Fra Angelico, The Annunciation
It's finally time. Finally time to break out the sparkly lights. To cue up Handel's Messiah, Johnny Cash's Personal Christmas Collection, and Sufjan Stevens Songs for Christmas (all three of which are my favorite Christmas albums, all three of which make me cry every year without fail). Time for coffee and gingerbread cookies for breakfast, without a trace of guilt.
But technically. . . it's not really Christmas now. It's Advent. A time to wait, and think, and hope. I'm kind of a curmudgeon in some ways. Every year I get more and more anxious about money and materialism and gift giving and what all that means. Every year I'm more and more convinced that it's not about presents or music or even Candy Cane Joe-Joes, as delicious as they may be. And don't get me wrong, I'm not discouraging any sugarplum visions.

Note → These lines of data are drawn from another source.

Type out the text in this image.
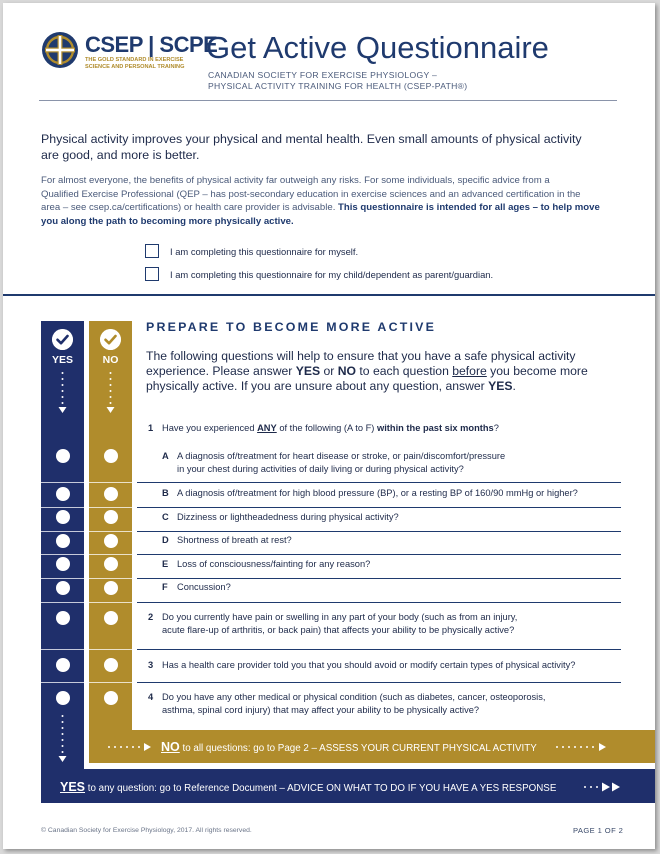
CSEP | SCPE
THE GOLD STANDARD IN EXERCISE SCIENCE AND PERSONAL TRAINING
Get Active Questionnaire
CANADIAN SOCIETY FOR EXERCISE PHYSIOLOGY –
PHYSICAL ACTIVITY TRAINING FOR HEALTH (CSEP-PATH®)
Physical activity improves your physical and mental health. Even small amounts of physical activity
are good, and more is better.
For almost everyone, the benefits of physical activity far outweigh any risks. For some individuals, specific advice from a
Qualified Exercise Professional (QEP – has post-secondary education in exercise sciences and an advanced certification in the
area – see csep.ca/certifications) or health care provider is advisable. This questionnaire is intended for all ages – to help move
you along the path to becoming more physically active.
I am completing this questionnaire for myself.
I am completing this questionnaire for my child/dependent as parent/guardian.
YES	NO
PREPARE TO BECOME MORE ACTIVE
The following questions will help to ensure that you have a safe physical activity
experience. Please answer YES or NO to each question before you become more
physically active. If you are unsure about any question, answer YES.
1 Have you experienced ANY of the following (A to F) within the past six months?
A A diagnosis of/treatment for heart disease or stroke, or pain/discomfort/pressure
in your chest during activities of daily living or during physical activity?
B A diagnosis of/treatment for high blood pressure (BP), or a resting BP of 160/90 mmHg or higher?
C Dizziness or lightheadedness during physical activity?
D Shortness of breath at rest?
E Loss of consciousness/fainting for any reason?
F Concussion?
2 Do you currently have pain or swelling in any part of your body (such as from an injury,
acute flare-up of arthritis, or back pain) that affects your ability to be physically active?
3 Has a health care provider told you that you should avoid or modify certain types of physical activity?
4 Do you have any other medical or physical condition (such as diabetes, cancer, osteoporosis,
asthma, spinal cord injury) that may affect your ability to be physically active?
NO to all questions: go to Page 2 – ASSESS YOUR CURRENT PHYSICAL ACTIVITY
YES to any question: go to Reference Document – ADVICE ON WHAT TO DO IF YOU HAVE A YES RESPONSE
© Canadian Society for Exercise Physiology, 2017. All rights reserved.	PAGE 1 OF 2
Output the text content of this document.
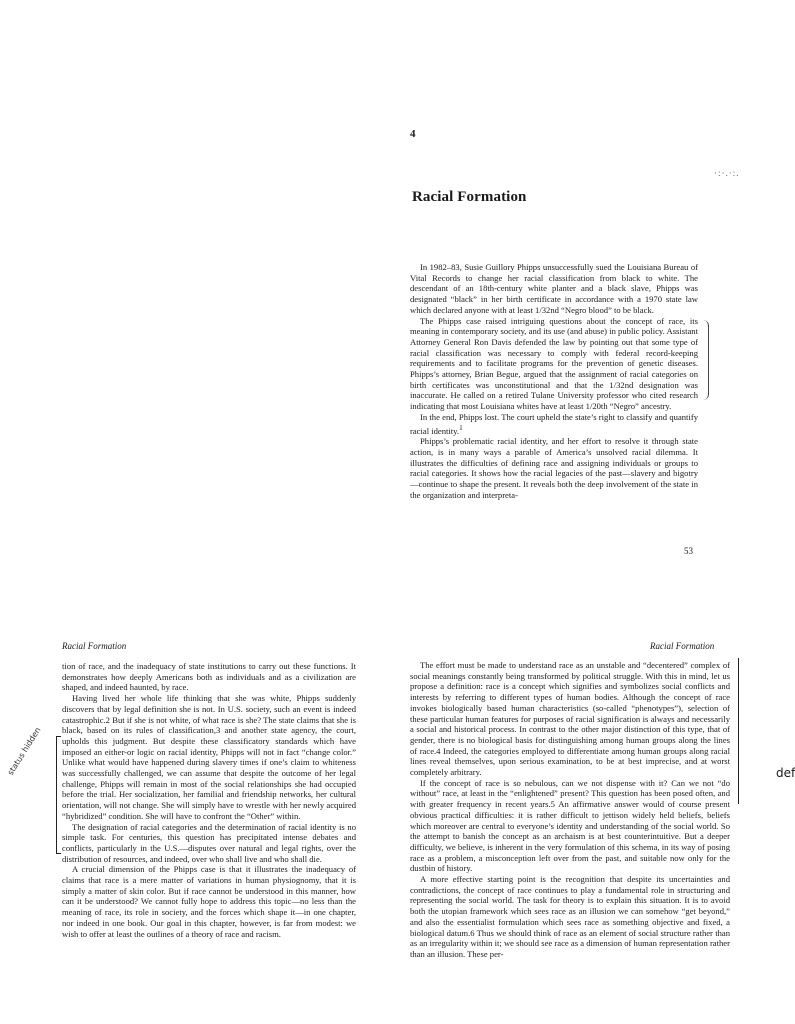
·:·.·:.
4
Racial Formation

In 1982–83, Susie Guillory Phipps unsuccessfully sued the Louisiana Bureau of Vital Records to change her racial classification from black to white. The descendant of an 18th-century white planter and a black slave, Phipps was designated “black” in her birth certificate in accordance with a 1970 state law which declared anyone with at least 1/32nd “Negro blood” to be black.

The Phipps case raised intriguing questions about the concept of race, its meaning in contemporary society, and its use (and abuse) in public policy. Assistant Attorney General Ron Davis defended the law by pointing out that some type of racial classification was necessary to comply with federal record-keeping requirements and to facilitate programs for the prevention of genetic diseases. Phipps’s attorney, Brian Begue, argued that the assignment of racial categories on birth certificates was unconstitutional and that the 1/32nd designation was inaccurate. He called on a retired Tulane University professor who cited research indicating that most Louisiana whites have at least 1/20th “Negro” ancestry.

In the end, Phipps lost. The court upheld the state’s right to classify and quantify racial identity.$^1$

Phipps’s problematic racial identity, and her effort to resolve it through state action, is in many ways a parable of America’s unsolved racial dilemma. It illustrates the difficulties of defining race and assigning individuals or groups to racial categories. It shows how the racial legacies of the past—slavery and bigotry—continue to shape the present. It reveals both the deep involvement of the state in the organization and interpreta-

53
Racial Formation	Racial Formation
status hidden

tion of race, and the inadequacy of state institutions to carry out these functions. It demonstrates how deeply Americans both as individuals and as a civilization are shaped, and indeed haunted, by race.

Having lived her whole life thinking that she was white, Phipps suddenly discovers that by legal definition she is not. In U.S. society, such an event is indeed catastrophic.2 But if she is not white, of what race is she? The state claims that she is black, based on its rules of classification,3 and another state agency, the court, upholds this judgment. But despite these classificatory standards which have imposed an either-or logic on racial identity, Phipps will not in fact “change color.” Unlike what would have happened during slavery times if one’s claim to whiteness was successfully challenged, we can assume that despite the outcome of her legal challenge, Phipps will remain in most of the social relationships she had occupied before the trial. Her socialization, her familial and friendship networks, her cultural orientation, will not change. She will simply have to wrestle with her newly acquired “hybridized” condition. She will have to confront the “Other” within.

The designation of racial categories and the determination of racial identity is no simple task. For centuries, this question has precipitated intense debates and conflicts, particularly in the U.S.—disputes over natural and legal rights, over the distribution of resources, and indeed, over who shall live and who shall die.

A crucial dimension of the Phipps case is that it illustrates the inadequacy of claims that race is a mere matter of variations in human physiognomy, that it is simply a matter of skin color. But if race cannot be understood in this manner, how can it be understood? We cannot fully hope to address this topic—no less than the meaning of race, its role in society, and the forces which shape it—in one chapter, nor indeed in one book. Our goal in this chapter, however, is far from modest: we wish to offer at least the outlines of a theory of race and racism.

def

The effort must be made to understand race as an unstable and “decentered” complex of social meanings constantly being transformed by political struggle. With this in mind, let us propose a definition: race is a concept which signifies and symbolizes social conflicts and interests by referring to different types of human bodies. Although the concept of race invokes biologically based human characteristics (so-called “phenotypes”), selection of these particular human features for purposes of racial signification is always and necessarily a social and historical process. In contrast to the other major distinction of this type, that of gender, there is no biological basis for distinguishing among human groups along the lines of race.4 Indeed, the categories employed to differentiate among human groups along racial lines reveal themselves, upon serious examination, to be at best imprecise, and at worst completely arbitrary.

If the concept of race is so nebulous, can we not dispense with it? Can we not “do without” race, at least in the “enlightened” present? This question has been posed often, and with greater frequency in recent years.5 An affirmative answer would of course present obvious practical difficulties: it is rather difficult to jettison widely held beliefs, beliefs which moreover are central to everyone’s identity and understanding of the social world. So the attempt to banish the concept as an archaism is at best counterintuitive. But a deeper difficulty, we believe, is inherent in the very formulation of this schema, in its way of posing race as a problem, a misconception left over from the past, and suitable now only for the dustbin of history.

A more effective starting point is the recognition that despite its uncertainties and contradictions, the concept of race continues to play a fundamental role in structuring and representing the social world. The task for theory is to explain this situation. It is to avoid both the utopian framework which sees race as an illusion we can somehow “get beyond,” and also the essentialist formulation which sees race as something objective and fixed, a biological datum.6 Thus we should think of race as an element of social structure rather than as an irregularity within it; we should see race as a dimension of human representation rather than an illusion. These per-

I currently have full virtual shopping carts littered all over the internet. There will most likely be more than one gift under the tree marked "To: Me, From: Me." And between the three cookie-eating members of our family, we've already gone through a whole box of those Joe-Joe's.
But I want to make sure that it's more than that too. More than just wordly things. I want Advent and Christmas for our family to mean growth, kindness, and peace. To be about waiting for the baby Jesus in the manger. And being like Mary who "treasured up all these things, pondering them in her heart." So that's my hope for this Advent season.